Under the law a judge does have the power to void the referendum, Anderson said.
"The question then becomes, do we have another referendum? There is provision within the Act to have another referendum within six months of his findings. But I think the right thing to do would be for them just to send it to the select committee.
"If the judge thinks this was inherently wrong and it influenced the outcome, he's probably on a bound to say the referendum is null and void.
"It's not the result of the referendum we're disputing. We're disputing the conduct of that referendum and I make that very clear.
"It's quite possible that the High Court judge may look at this and go, 'nope, the Electoral Commission can get a smack over the head for being naughty but the results stand'.
"That's the prerogative of the judge, he will hear the evidence, what's really cute is he can call in the people that were responsible for some of the misinformation and ask them to validate and justify it.

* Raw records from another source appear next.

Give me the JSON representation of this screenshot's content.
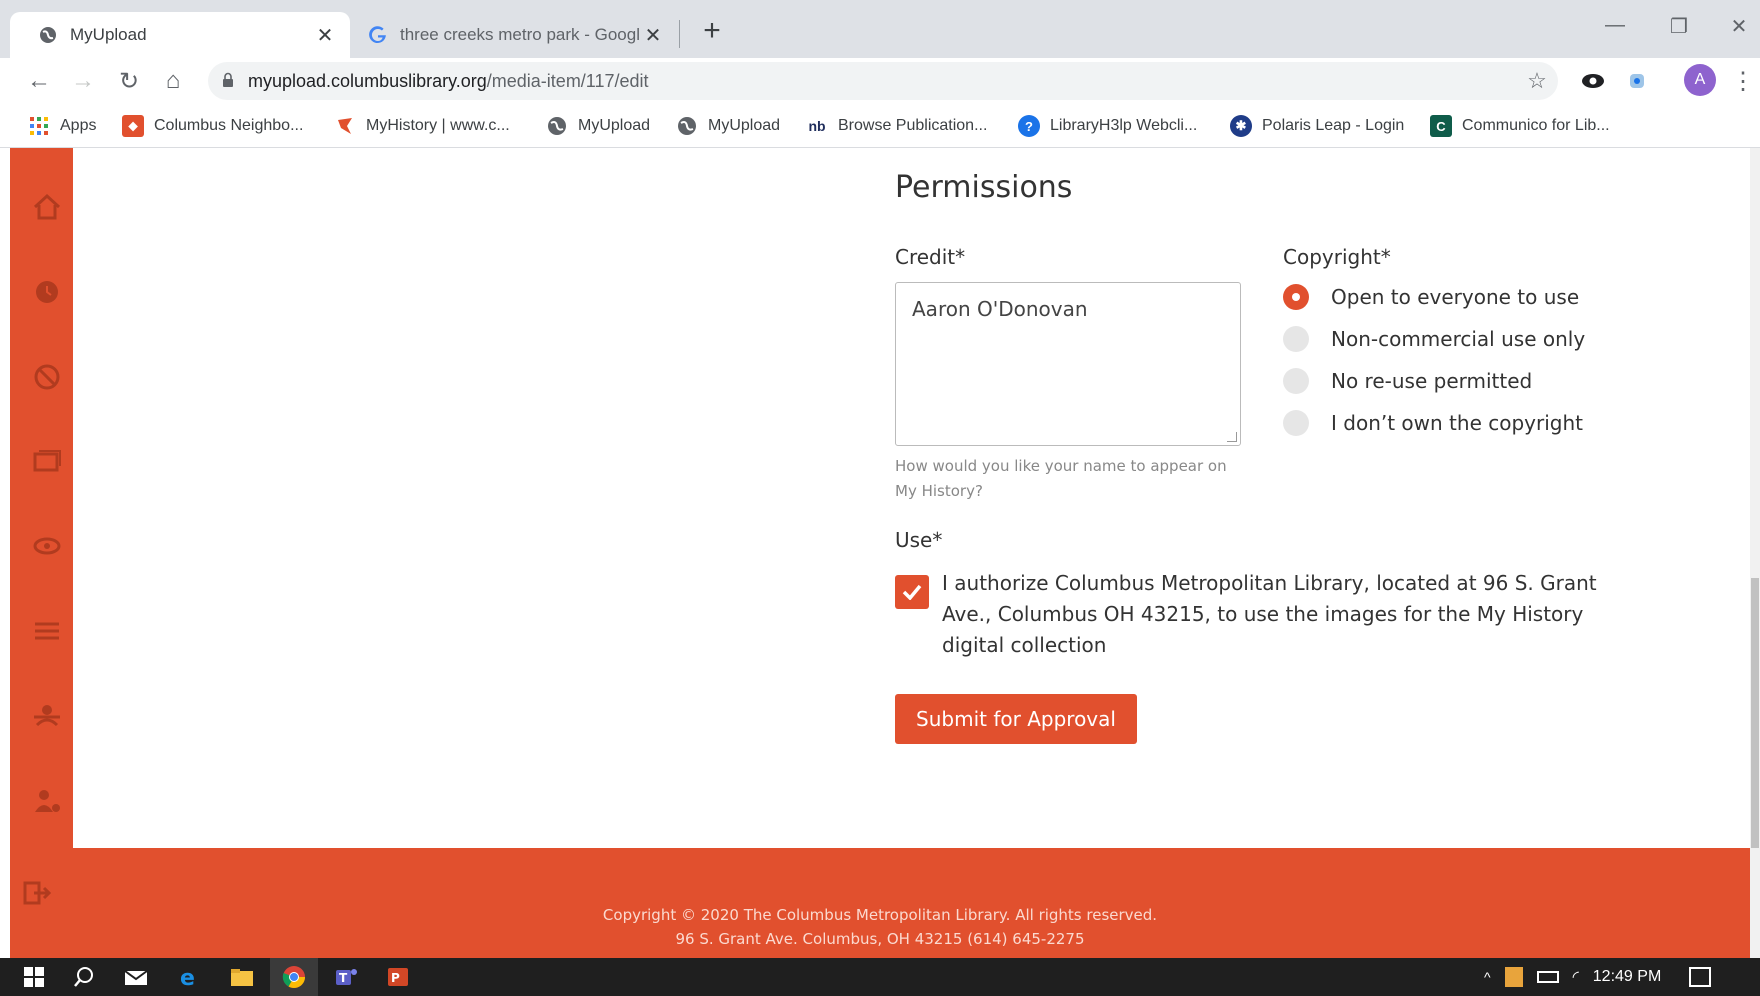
{
  "browser": {
    "tabs": [
      {
        "title": "MyUpload",
        "active": true,
        "icon": "globe-icon"
      },
      {
        "title": "three creeks metro park - Google",
        "active": false,
        "icon": "google-icon"
      }
    ],
    "url_domain": "myupload.columbuslibrary.org",
    "url_path": "/media-item/117/edit",
    "profile_initial": "A"
  },
  "bookmarks": [
    {
      "label": "Apps",
      "icon": "apps-grid-icon"
    },
    {
      "label": "Columbus Neighbo...",
      "icon": "map-pin-icon"
    },
    {
      "label": "MyHistory | www.c...",
      "icon": "myhistory-icon"
    },
    {
      "label": "MyUpload",
      "icon": "globe-icon"
    },
    {
      "label": "MyUpload",
      "icon": "globe-icon"
    },
    {
      "label": "Browse Publication...",
      "icon": "nb-icon"
    },
    {
      "label": "LibraryH3lp Webcli...",
      "icon": "help-bubble-icon"
    },
    {
      "label": "Polaris Leap - Login",
      "icon": "polaris-icon"
    },
    {
      "label": "Communico for Lib...",
      "icon": "communico-icon"
    }
  ],
  "sidebar_icons": [
    "home-icon",
    "clock-icon",
    "block-icon",
    "gallery-icon",
    "eye-icon",
    "menu-icon",
    "users-icon",
    "user-settings-icon",
    "logout-icon"
  ],
  "form": {
    "section_title": "Permissions",
    "credit_label": "Credit*",
    "credit_value": "Aaron O'Donovan",
    "credit_help": "How would you like your name to appear on My History?",
    "copyright_label": "Copyright*",
    "copyright_options": [
      {
        "label": "Open to everyone to use",
        "selected": true
      },
      {
        "label": "Non-commercial use only",
        "selected": false
      },
      {
        "label": "No re-use permitted",
        "selected": false
      },
      {
        "label": "I don’t own the copyright",
        "selected": false
      }
    ],
    "use_label": "Use*",
    "use_checked": true,
    "use_text": "I authorize Columbus Metropolitan Library, located at 96 S. Grant Ave., Columbus OH 43215, to use the images for the My History digital collection",
    "submit_label": "Submit for Approval"
  },
  "footer": {
    "line1": "Copyright © 2020 The Columbus Metropolitan Library. All rights reserved.",
    "line2": "96 S. Grant Ave. Columbus, OH 43215 (614) 645-2275"
  },
  "taskbar": {
    "clock": "12:49 PM"
  },
  "colors": {
    "accent": "#e1502e",
    "taskbar": "#1f1f1f"
  }
}
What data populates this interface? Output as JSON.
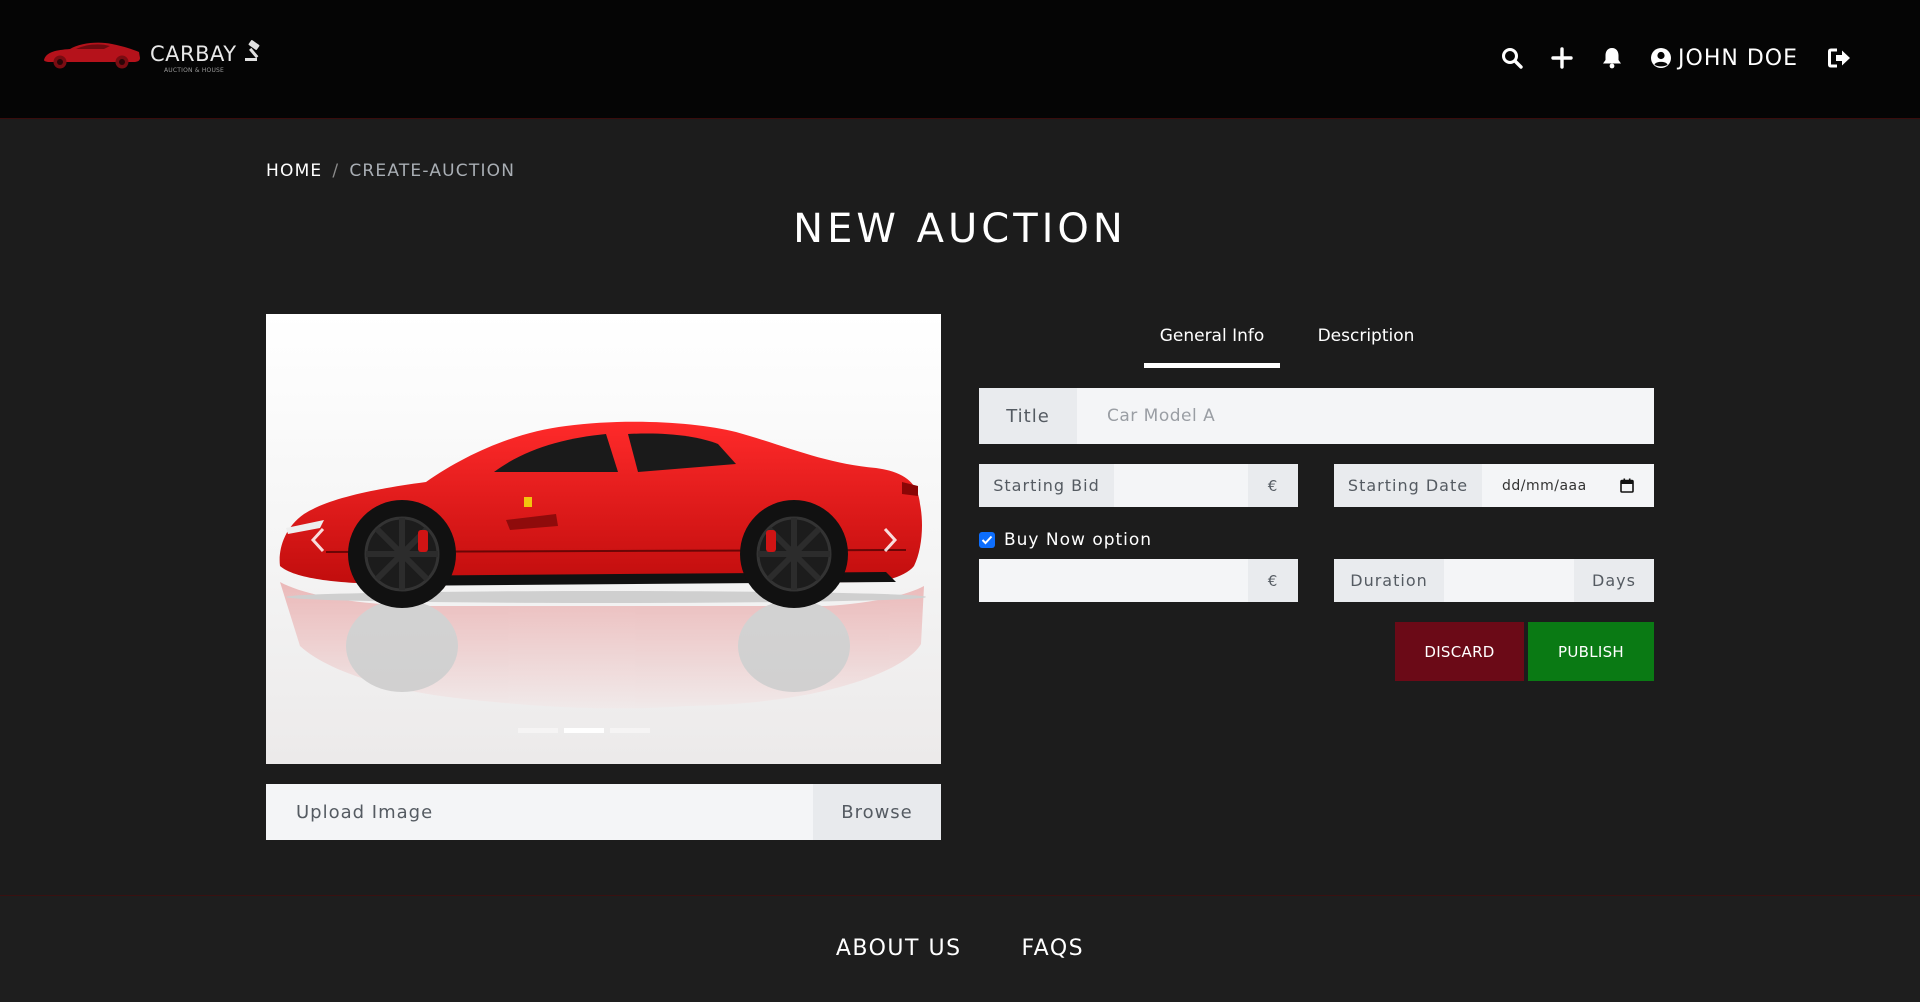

"It's time we all grew up and realised, let's put this to the people - we elected them, they're called MPs. They go on a select committee. The select committee hears evidence.
"That's where it stands and that's putting it to the people. Because the people elected those people to make a decision."
The Electoral Commission has confirmed it has until Friday to respond to the High Court, but declined to comment further to Checkpoint.